冬の澄んだ空気のなか、秀吉を祀る寺の庭を歩く。石畳の先に、ひときわ鮮やかな赤が目に入る。寒椿の花だ。冬枯れの景色のなか、その色だけが際立ち、凛と咲いている。
もしも秀吉がここに立っていたなら、彼の目には何が映るだろうか。天下を手にした男の視線の先には、常に変わりゆく景色があった。戦の煙、築き上げた城、そして、人々の喧騒。けれど、今この庭で彼の像が見つめるのは、静寂のなかに咲く一輪の椿。かつての野心や栄華は遠のき、ただ時を超えて、この花がそこにある。

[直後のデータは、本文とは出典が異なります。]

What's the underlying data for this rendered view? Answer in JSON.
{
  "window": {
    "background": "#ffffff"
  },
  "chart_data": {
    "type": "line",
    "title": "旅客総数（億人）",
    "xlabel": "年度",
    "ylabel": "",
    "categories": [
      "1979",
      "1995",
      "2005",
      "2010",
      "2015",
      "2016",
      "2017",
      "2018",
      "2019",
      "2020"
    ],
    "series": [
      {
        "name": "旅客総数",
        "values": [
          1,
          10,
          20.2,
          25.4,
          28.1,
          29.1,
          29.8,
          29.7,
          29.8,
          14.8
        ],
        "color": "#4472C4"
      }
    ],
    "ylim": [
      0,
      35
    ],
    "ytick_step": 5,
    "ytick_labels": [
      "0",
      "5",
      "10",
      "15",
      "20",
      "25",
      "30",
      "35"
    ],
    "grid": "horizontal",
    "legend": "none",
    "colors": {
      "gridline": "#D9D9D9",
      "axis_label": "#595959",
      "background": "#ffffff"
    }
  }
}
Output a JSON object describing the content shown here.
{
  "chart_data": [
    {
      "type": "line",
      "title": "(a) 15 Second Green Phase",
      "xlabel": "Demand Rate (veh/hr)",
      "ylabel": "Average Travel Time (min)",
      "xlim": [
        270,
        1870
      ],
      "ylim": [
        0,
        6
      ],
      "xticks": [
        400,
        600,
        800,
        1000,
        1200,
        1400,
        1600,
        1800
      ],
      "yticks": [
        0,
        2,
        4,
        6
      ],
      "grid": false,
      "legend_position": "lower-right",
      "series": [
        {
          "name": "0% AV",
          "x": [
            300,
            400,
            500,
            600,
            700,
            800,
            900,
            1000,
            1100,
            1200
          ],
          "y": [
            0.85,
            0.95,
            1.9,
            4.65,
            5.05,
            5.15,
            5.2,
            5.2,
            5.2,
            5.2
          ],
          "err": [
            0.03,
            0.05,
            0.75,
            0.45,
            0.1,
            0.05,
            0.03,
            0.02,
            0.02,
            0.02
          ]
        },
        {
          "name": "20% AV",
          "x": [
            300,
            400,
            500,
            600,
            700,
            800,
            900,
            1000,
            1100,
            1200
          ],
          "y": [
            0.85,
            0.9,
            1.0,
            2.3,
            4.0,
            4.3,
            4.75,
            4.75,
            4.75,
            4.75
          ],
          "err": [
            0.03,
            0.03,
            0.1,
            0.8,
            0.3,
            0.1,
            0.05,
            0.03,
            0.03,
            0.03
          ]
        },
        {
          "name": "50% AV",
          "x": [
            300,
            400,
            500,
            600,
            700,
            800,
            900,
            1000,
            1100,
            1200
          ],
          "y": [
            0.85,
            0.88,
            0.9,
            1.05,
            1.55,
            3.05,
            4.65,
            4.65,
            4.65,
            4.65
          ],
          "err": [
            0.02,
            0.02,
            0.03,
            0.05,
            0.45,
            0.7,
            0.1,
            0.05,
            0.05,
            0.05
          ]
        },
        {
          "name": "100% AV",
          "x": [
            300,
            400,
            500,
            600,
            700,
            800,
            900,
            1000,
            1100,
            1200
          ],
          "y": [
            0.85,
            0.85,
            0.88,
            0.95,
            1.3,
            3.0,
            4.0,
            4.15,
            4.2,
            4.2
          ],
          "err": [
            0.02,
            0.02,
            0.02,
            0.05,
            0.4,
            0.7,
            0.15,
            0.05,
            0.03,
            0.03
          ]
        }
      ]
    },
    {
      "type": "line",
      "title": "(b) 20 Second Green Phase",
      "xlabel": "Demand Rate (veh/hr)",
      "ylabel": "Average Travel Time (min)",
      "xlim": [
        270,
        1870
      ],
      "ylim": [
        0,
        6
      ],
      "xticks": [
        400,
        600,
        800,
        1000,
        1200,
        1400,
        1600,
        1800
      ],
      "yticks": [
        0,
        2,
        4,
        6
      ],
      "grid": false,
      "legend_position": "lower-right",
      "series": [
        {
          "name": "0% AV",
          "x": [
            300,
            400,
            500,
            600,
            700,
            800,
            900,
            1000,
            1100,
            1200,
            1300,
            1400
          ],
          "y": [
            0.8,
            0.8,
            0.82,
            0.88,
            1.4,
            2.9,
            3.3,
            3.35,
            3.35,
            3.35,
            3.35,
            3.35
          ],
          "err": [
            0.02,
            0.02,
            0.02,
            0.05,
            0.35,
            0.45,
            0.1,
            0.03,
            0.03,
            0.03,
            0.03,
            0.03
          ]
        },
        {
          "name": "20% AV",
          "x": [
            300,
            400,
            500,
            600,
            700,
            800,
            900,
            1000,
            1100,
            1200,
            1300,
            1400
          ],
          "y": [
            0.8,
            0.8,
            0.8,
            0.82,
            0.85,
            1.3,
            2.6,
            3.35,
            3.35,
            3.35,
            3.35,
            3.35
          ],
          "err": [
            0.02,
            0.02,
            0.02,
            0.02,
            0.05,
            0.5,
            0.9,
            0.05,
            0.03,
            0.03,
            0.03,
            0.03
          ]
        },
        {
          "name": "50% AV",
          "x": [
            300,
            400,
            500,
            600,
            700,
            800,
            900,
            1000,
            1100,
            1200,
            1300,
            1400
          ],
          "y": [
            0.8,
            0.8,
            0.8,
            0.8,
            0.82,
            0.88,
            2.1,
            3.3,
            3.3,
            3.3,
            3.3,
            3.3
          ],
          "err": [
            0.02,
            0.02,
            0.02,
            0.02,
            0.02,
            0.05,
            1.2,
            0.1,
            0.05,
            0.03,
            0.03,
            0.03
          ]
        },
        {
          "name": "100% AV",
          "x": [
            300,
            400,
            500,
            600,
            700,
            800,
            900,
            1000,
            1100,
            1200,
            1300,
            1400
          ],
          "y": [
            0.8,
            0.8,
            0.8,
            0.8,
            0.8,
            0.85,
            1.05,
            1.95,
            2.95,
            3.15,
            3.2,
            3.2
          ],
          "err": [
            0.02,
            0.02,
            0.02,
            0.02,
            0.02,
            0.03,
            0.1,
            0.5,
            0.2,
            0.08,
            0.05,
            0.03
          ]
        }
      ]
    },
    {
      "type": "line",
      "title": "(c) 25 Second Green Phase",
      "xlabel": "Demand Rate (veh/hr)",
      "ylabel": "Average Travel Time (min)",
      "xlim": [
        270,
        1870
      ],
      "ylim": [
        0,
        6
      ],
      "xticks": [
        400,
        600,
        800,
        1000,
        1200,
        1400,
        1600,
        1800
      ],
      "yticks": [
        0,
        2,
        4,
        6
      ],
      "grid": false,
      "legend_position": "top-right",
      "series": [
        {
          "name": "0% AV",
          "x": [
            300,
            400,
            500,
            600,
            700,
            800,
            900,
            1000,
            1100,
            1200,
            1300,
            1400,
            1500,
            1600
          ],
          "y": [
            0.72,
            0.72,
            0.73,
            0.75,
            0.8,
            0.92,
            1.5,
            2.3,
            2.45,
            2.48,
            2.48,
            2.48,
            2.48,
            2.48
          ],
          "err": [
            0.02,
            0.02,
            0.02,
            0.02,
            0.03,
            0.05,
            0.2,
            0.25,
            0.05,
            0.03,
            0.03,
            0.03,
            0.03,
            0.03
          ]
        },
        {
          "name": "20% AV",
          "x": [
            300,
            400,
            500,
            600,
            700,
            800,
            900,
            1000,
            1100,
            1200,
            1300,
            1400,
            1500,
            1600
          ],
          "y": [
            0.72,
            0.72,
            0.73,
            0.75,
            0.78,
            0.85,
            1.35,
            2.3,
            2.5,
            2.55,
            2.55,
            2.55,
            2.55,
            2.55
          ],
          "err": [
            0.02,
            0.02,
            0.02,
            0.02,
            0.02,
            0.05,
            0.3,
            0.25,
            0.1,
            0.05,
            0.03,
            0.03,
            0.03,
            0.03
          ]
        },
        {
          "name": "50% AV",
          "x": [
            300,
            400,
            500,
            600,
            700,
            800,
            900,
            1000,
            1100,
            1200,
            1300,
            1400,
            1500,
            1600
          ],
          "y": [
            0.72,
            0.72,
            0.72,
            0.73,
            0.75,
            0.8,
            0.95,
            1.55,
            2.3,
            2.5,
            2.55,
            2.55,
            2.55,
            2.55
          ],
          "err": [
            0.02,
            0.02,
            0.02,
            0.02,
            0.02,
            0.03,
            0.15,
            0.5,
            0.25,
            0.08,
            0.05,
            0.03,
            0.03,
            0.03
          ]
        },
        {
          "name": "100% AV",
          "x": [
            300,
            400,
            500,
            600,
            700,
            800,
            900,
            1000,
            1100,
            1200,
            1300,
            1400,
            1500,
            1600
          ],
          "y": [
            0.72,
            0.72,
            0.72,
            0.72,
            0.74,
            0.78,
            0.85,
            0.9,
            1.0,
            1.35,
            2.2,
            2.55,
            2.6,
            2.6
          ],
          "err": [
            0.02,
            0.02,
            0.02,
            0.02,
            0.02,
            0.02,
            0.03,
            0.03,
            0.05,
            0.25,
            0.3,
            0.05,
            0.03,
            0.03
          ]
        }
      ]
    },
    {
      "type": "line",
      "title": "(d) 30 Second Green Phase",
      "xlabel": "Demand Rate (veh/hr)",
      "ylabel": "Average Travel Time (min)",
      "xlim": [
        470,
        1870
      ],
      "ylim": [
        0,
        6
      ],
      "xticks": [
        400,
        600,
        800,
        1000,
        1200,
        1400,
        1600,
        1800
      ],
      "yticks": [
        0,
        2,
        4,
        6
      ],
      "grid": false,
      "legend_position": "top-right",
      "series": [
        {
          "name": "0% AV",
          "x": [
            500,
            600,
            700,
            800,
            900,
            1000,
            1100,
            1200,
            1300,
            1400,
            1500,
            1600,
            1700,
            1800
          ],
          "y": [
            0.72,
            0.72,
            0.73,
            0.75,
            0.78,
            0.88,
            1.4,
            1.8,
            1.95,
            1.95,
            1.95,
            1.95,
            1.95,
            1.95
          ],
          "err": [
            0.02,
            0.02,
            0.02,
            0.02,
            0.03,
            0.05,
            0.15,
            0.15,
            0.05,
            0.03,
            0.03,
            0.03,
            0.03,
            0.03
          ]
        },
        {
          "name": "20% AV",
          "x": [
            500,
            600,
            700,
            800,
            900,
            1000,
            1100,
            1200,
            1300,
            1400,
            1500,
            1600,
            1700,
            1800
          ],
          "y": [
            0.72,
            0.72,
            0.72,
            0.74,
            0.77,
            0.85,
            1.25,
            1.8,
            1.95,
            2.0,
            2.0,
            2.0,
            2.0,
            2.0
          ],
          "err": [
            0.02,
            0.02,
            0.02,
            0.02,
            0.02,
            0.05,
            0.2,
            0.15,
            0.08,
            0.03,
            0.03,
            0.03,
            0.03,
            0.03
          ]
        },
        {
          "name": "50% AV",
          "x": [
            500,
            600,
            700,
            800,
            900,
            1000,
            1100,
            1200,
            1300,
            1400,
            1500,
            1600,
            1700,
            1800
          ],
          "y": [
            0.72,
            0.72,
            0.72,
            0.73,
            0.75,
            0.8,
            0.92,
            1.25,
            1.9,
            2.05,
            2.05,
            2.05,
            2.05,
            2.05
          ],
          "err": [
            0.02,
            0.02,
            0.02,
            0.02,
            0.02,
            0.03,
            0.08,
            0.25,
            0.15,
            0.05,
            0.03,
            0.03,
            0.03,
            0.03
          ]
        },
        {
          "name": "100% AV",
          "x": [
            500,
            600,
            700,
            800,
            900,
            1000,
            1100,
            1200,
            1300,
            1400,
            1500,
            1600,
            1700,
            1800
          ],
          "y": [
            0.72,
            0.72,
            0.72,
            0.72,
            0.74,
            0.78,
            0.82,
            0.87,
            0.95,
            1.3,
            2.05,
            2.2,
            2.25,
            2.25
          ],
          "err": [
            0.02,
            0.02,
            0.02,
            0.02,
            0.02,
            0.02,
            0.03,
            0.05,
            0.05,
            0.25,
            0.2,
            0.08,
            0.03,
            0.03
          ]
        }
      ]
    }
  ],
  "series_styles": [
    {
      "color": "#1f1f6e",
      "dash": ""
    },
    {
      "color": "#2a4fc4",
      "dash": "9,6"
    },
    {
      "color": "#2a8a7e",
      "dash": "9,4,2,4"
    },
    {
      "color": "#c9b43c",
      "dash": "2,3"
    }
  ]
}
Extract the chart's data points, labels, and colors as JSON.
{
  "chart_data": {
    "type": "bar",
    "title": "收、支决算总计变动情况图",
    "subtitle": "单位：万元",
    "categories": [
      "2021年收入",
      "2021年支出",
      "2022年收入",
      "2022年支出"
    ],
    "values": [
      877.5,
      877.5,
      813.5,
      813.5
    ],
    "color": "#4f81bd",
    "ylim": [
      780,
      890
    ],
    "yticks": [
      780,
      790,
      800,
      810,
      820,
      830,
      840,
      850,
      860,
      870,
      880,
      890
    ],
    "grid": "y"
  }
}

寒椿は、冬の厳しさに耐えながらも、決して枯れずに咲く。秀吉の生涯もまた、戦乱のなかで己を押し上げ、最後には天下を手にした。しかし、花が散るように、彼の栄華もやがては儚く消えた。それでも、今この瞬間、彼の視線の先には確かに美しいものがある。
風が吹き、椿の花びらが一枚、そっと落ちる。秀吉の見たであろう世界はすでに過去のものとなったが、この寒椿は今も変わらず咲き続けている。彼の像が見守るその先に、ただ静かに、冬の赤が灯っていた。